In contrast, in a language with a side effect, we may well find it useful to define a “function” that takes no argument. For example, we can say

(define (coin) (random 2))

so as to abbreviate the two coin-flipping programs above to

(let ([flip (coin)])
  (+ flip flip))

and

(+ (coin) (coin))

I put quotation marks around “function” above because we are no longer defining a function in the mathematical sense: mathematical functions always return the same value when given the same arguments. Rather, we are more properly said to be defining procedures. Executing the same procedure twice may yield different results.

In Scheme, a procedure is never executed when it is defined, only when it is invoked. So the definition of coin above does not flip a coin, but the calls to coin above flip coins. In contrast, when a function call is evaluated, its arguments are always evaluated; similarly, when a let is evaluated, its “right hand sides” are always evaluated. That is why the first coin-flipping program above means to flip only one coin and double the result, never to flip two coins and add the results.

Besides random choice, two other useful side effects are input and output. In Scheme, evaluating the expression (read) asks the user for some input and returns that input. Hence the program

(+ (read) (read))

asks the user for two input numbers and adds them. In contrast, the program

(let ([input (read)])
  (+ input input))

asks the user for one input number and doubles it. In Scheme, evaluating the expression (display 5) prints 5 to the screen and returns some garbage result. (The garbage is returned just so that all these “functions” return something.) Hence the program

(let ([garbage (display 5)])
  (display 6))

prints 5 and then 6 on the screen. Because let is often used for such sequencing of side effects, Scheme lets us abbreviate this program to

(begin (display 5)
       (display 6))

Similarly, the program

(+ 1 (begin (read) (read)))

asks the user for two input numbers, throw away the first one, and increments the second one.

Here’s an example of a recursive program that uses random choice: the following “function”, which takes no argument, keeps flipping a coin until heads comes up.

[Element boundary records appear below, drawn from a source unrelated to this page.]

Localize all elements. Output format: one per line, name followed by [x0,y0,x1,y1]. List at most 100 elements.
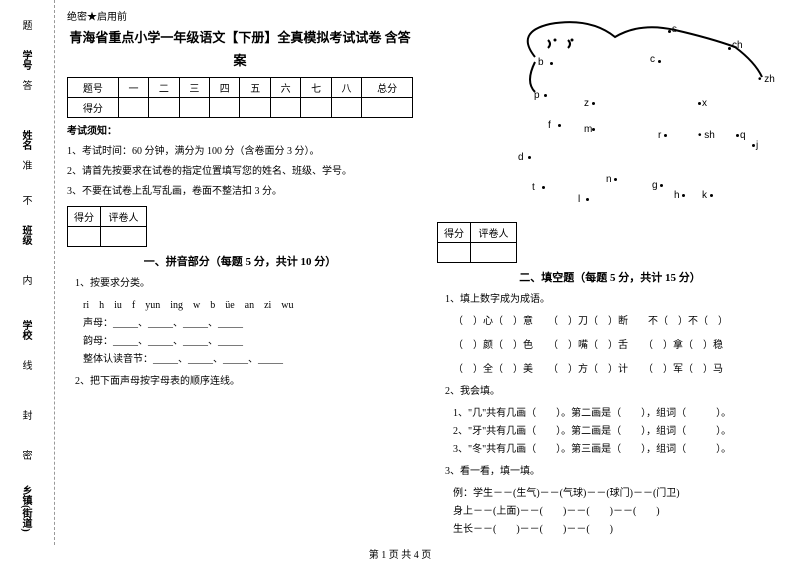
pinyin-dot-label: l [578,194,580,205]
connect-dot [664,134,667,137]
instructions-header: 考试须知： [67,124,413,140]
pinyin-dot-label: g [652,180,658,191]
margin-label-id: 学号 [18,50,33,70]
grader-cell: 得分 [438,223,471,243]
connect-dot [752,144,755,147]
question: 1、填上数字成为成语。 [445,291,783,309]
connect-dot [682,194,685,197]
score-value-cell [179,98,209,118]
question: 2、我会填。 [445,383,783,401]
pinyin-letters: ri h iu f yun ing w b üe an zi wu [83,297,413,315]
connect-dot [736,134,739,137]
score-value-cell [118,98,148,118]
grader-cell: 评卷人 [100,207,146,227]
pinyin-dot-label: • zh [758,74,775,85]
connect-dot [586,198,589,201]
score-value-cell [362,98,413,118]
pinyin-dot-label: f [548,120,551,131]
grader-cell: 评卷人 [470,223,516,243]
connect-dot [528,156,531,159]
connect-dot [542,186,545,189]
stroke-line: 2、"牙"共有几画（ ）。第二画是（ ），组词（ ）。 [453,423,783,441]
margin-mark: 封 [18,410,33,420]
score-header-cell: 一 [118,78,148,98]
connect-dot [728,47,731,50]
score-header-cell: 五 [240,78,270,98]
score-value-cell [240,98,270,118]
fill-line: 韵母：_____、_____、_____、_____ [83,333,413,351]
score-header-cell: 二 [149,78,179,98]
stroke-line: 3、"冬"共有几画（ ）。第三画是（ ），组词（ ）。 [453,441,783,459]
pinyin-dot-label: m [584,124,592,135]
pinyin-dot-label: d [518,152,524,163]
pinyin-dot-label: ch [732,40,743,51]
connect-dots-illustration: sbchc• zhpzxfmr• shqjdngthkl [440,12,780,212]
score-value-cell [210,98,240,118]
connect-dot [592,102,595,105]
idiom-line: （ ）全（ ）美 （ ）方（ ）计 （ ）军（ ）马 [453,361,783,379]
score-header-cell: 六 [270,78,300,98]
pinyin-dot-label: q [740,130,746,141]
grader-cell: 得分 [68,207,101,227]
score-header-cell: 八 [331,78,361,98]
pinyin-dot-label: b [538,57,544,68]
chain-line: 身上－－(上面)－－( )－－( )－－( ) [453,503,783,521]
score-header-cell: 七 [301,78,331,98]
pinyin-dot-label: p [534,90,540,101]
margin-label-class: 班级 [18,225,33,245]
connect-dot [558,124,561,127]
pinyin-dot-label: • sh [698,130,715,141]
connect-dot [592,128,595,131]
score-value-cell [301,98,331,118]
section1-title: 一、拼音部分（每题 5 分，共计 10 分） [67,253,413,269]
score-value-cell [149,98,179,118]
score-table: 题号一二三四五六七八总分得分 [67,77,413,118]
pinyin-dot-label: n [606,174,612,185]
margin-label-school: 学校 [18,320,33,340]
score-value-cell: 得分 [68,98,119,118]
grader-box: 得分评卷人 [437,222,517,263]
margin-mark: 内 [18,275,33,285]
right-column: sbchc• zhpzxfmr• shqjdngthkl 得分评卷人 二、填空题… [425,0,795,545]
connect-dot [544,94,547,97]
margin-mark: 密 [18,450,33,460]
idiom-line: （ ）颜（ ）色 （ ）嘴（ ）舌 （ ）拿（ ）稳 [453,337,783,355]
margin-mark: 准 [18,160,33,170]
pinyin-dot-label: r [658,130,661,141]
score-header-cell: 总分 [362,78,413,98]
instruction-item: 2、请首先按要求在试卷的指定位置填写您的姓名、班级、学号。 [67,164,413,180]
connect-dot [668,30,671,33]
section2-title: 二、填空题（每题 5 分，共计 15 分） [437,269,783,285]
pinyin-dot-label: k [702,190,707,201]
score-header-cell: 三 [179,78,209,98]
score-header-cell: 四 [210,78,240,98]
margin-mark: 答 [18,80,33,90]
pinyin-dot-label: x [702,98,707,109]
pinyin-dot-label: s [672,24,677,35]
instruction-item: 1、考试时间：60 分钟，满分为 100 分（含卷面分 3 分）。 [67,144,413,160]
pinyin-dot-label: t [532,182,535,193]
chain-line: 例：学生－－(生气)－－(气球)－－(球门)－－(门卫) [453,485,783,503]
secret-header: 绝密★启用前 [67,8,413,23]
margin-mark: 线 [18,360,33,370]
exam-title: 青海省重点小学一年级语文【下册】全真模拟考试试卷 含答 [67,27,413,46]
score-header-cell: 题号 [68,78,119,98]
stroke-line: 1、"几"共有几画（ ）。第二画是（ ），组词（ ）。 [453,405,783,423]
pinyin-dot-label: j [756,140,758,151]
connect-dot [614,178,617,181]
margin-label-town: 乡镇(街道) [18,485,33,532]
connect-dot [660,184,663,187]
chain-line: 生长－－( )－－( )－－( ) [453,521,783,539]
pinyin-dot-label: h [674,190,680,201]
pinyin-dot-label: z [584,98,589,109]
grader-box: 得分评卷人 [67,206,147,247]
fill-line: 整体认读音节：_____、_____、_____、_____ [83,351,413,369]
left-column: 绝密★启用前 青海省重点小学一年级语文【下册】全真模拟考试试卷 含答 案 题号一… [55,0,425,545]
connect-dot [698,102,701,105]
exam-subtitle: 案 [67,50,413,69]
score-value-cell [331,98,361,118]
question: 1、按要求分类。 [75,275,413,293]
question: 2、把下面声母按字母表的顺序连线。 [75,373,413,391]
question: 3、看一看，填一填。 [445,463,783,481]
margin-mark: 题 [18,20,33,30]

It returns the number of coin flips it took (which may vary from run to run—hence the quotation marks around “function”).

(define (until-heads)
  (if (= 0 (random 2))
      1
      (+ 1 (until-heads))))

With all these additional Scheme features in place (choose the “Advanced Student” language if you are using DrScheme), we can build the following simulation of the Monty Hall game with a uniformly random host. First, we define a utility function to remove a given element from a given list.

(define (remove-one element l)
  (cond [(empty? l) empty]
        [(equal? element (first l)) (rest l)]
        [else (cons (first l) (remove-one element (rest l)))]))

Second, we define a utility “function” to pick an element from a non-empty list, so that each element has the same probability of being picked. This definition uses the Scheme functions length (to compute the length of a list) and list-ref (to extract an element of a list at a given index), which are easy to define.

(define (uniform l)
  (list-ref l (random (length l))))

Finally, we specify the steps in a round of the Monty Hall game as a cascade of lets.

(define (monty-hall)
  (let ([prize (random 3)])
    (let ([initial (read)])
      (let ([open (uniform (remove-one prize (remove-one initial '(0 1 2))))])
        (let ([garbage (display open)])
          (let ([final (read)])
            (list prize (= prize final))))))))

We can use let* to make this code look a bit prettier.

(define (monty-hall)
  (let* ([prize (random 3)]
         [initial (read)]
         [open (uniform (remove-one prize (remove-one initial '(0 1 2))))]
         [garbage (display open)]
         [final (read)])
    (list prize (= prize final))))

Or we can use begin to avoid naming the garbage variable.

(define (monty-hall)
  (let ([prize (random 3)])
    (let ([initial (read)])
      (let ([open (uniform (remove-one prize (remove-one initial '(0 1 2))))])
        (begin (display open)
               (let ([final (read)])
                  (list prize (= prize final))))))))

Be sure to read Bertsekas and Tsitsiklis’s chapter!